Third-party Impact ranks every external vendor script loaded on your tracked URLs — analytics platforms, tag managers, chat widgets, social embeds, consent banners, fonts — by how much main-thread time and bandwidth they cost your visitors. While third-party scripts serve legitimate purposes, they are often the single biggest contributor to TBT (Total Blocking Time) and slow INP (Interaction to Next Paint). This report tells you exactly which vendors are costing the most, so you can make an informed trade-off between functionality and performance.

What it contains

For each third-party entity (identified by URL origin) Lighthouse tracks across your latest PSI runs, we aggregate:

  • Main-thread time (ms) — total time the vendor’s script occupied the browser’s main thread, blocking user interaction. This is the primary metric to sort by: it drives TBT and INP.
  • Transfer size (KiB) — total bytes downloaded for the vendor’s resources. Relevant for bandwidth-constrained mobile users.
  • Blocking time (ms) — the portion of main-thread time that counts directly toward TBT (tasks >50 ms, minus the 50 ms grace period).
  • URLs affected — how many of your tracked URLs load this vendor.

How to read it

  • Sort by Main-thread time to find vendors that block interactivity the most. The colour bands (good / needs improvement / poor) use thresholds consistent with Lighthouse’s own scoring.
  • Sort by Transfer size to find the heaviest downloaders — most critical on mobile connections.
  • Sort by URLs affected to find platform-wide vendors. A tag manager that loads on every page and takes 300 ms of main-thread time is a far bigger problem than a 1-second widget on a single page.
  • The poor tier (red) contains vendors costing more in performance than they are likely returning in value. Defer, facade, or remove them.

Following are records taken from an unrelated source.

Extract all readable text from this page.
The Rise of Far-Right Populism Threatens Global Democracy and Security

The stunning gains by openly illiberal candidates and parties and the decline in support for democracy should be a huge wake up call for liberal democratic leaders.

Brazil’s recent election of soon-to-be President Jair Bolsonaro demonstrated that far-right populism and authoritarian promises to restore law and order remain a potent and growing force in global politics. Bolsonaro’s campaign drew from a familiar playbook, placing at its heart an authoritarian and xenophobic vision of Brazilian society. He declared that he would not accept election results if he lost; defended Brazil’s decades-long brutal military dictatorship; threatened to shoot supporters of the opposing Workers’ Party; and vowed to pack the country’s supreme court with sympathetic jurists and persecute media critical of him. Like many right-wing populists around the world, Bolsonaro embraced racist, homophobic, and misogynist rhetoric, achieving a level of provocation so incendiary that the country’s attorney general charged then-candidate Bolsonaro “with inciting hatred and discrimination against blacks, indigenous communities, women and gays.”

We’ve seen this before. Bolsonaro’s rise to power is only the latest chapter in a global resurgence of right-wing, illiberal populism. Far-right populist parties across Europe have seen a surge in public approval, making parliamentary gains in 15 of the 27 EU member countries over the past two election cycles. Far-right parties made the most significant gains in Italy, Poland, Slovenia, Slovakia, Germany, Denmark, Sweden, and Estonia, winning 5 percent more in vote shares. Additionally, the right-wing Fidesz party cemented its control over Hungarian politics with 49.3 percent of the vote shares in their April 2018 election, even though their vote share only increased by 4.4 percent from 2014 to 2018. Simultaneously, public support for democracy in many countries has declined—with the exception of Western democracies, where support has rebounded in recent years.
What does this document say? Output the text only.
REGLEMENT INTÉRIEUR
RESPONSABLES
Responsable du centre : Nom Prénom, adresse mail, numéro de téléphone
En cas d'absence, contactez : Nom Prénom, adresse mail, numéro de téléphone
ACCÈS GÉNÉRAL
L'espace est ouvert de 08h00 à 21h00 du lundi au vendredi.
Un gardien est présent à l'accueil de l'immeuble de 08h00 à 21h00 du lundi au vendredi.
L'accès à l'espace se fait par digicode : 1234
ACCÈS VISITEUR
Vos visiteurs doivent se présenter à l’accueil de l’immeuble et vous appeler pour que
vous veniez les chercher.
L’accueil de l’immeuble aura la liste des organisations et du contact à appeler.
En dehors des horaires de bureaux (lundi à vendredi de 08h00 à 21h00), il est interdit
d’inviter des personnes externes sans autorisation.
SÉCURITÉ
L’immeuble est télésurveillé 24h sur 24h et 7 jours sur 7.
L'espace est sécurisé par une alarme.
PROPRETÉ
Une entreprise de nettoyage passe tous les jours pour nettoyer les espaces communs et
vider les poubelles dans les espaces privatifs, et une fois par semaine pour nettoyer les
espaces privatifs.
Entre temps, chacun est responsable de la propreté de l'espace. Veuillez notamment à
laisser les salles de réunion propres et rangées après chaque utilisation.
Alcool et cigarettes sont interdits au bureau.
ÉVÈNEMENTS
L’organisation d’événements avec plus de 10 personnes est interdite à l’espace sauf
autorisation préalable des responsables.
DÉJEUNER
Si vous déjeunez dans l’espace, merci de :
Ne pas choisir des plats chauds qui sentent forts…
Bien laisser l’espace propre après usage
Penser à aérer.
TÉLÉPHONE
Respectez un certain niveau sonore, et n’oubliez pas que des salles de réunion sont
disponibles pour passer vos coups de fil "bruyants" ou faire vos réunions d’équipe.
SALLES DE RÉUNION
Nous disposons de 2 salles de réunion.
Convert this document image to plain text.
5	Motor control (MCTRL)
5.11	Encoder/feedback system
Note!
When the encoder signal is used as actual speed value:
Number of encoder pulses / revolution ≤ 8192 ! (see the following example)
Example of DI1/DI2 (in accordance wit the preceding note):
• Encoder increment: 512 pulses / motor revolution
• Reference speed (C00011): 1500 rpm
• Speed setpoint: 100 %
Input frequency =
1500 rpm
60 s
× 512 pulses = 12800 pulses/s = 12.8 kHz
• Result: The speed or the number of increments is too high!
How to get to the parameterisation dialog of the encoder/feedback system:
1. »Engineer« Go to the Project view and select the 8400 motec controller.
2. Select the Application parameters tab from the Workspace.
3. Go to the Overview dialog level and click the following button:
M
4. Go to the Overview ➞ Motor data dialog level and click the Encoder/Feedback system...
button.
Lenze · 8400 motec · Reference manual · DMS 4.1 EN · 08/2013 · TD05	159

Common actions by vendor type

Tag managers

Audit the tag container — most tag managers are loaded synchronously but contain dozens of dormant tags. Pause or delete tags not used in the last 90 days. Consider loading the container async.

Chat widgets

Replace with a “chat facade” — a lightweight placeholder that looks like the widget but only loads the full script on user interaction. Common with Intercom, Drift, Zendesk.

Analytics

GA4’s gtag.js is usually low-impact if loaded via GTM with an async trigger. If it appears high in this list, check for synchronous load patterns or duplicate tag instances.

Social embeds

Twitter/X, YouTube and LinkedIn embeds each pull their own heavy JS. Use the lite-youtube-embed pattern or equivalent for video; defer social buttons until user interaction.

What to do with it

  1. Sort by main-thread time and identify the top vendor in the poor tier. Establish the business value it provides and weigh that against the performance cost.
  2. For the highest-cost vendors, implement a facade or defer pattern and test the change in a staging environment before pushing to production.
  3. Log every vendor change in Change Events so PSI History can attribute subsequent score improvements to the right release.
  4. Re-run PSI after changes. The vendor should either move from poor to needs improvement, or disappear from the table entirely if removed.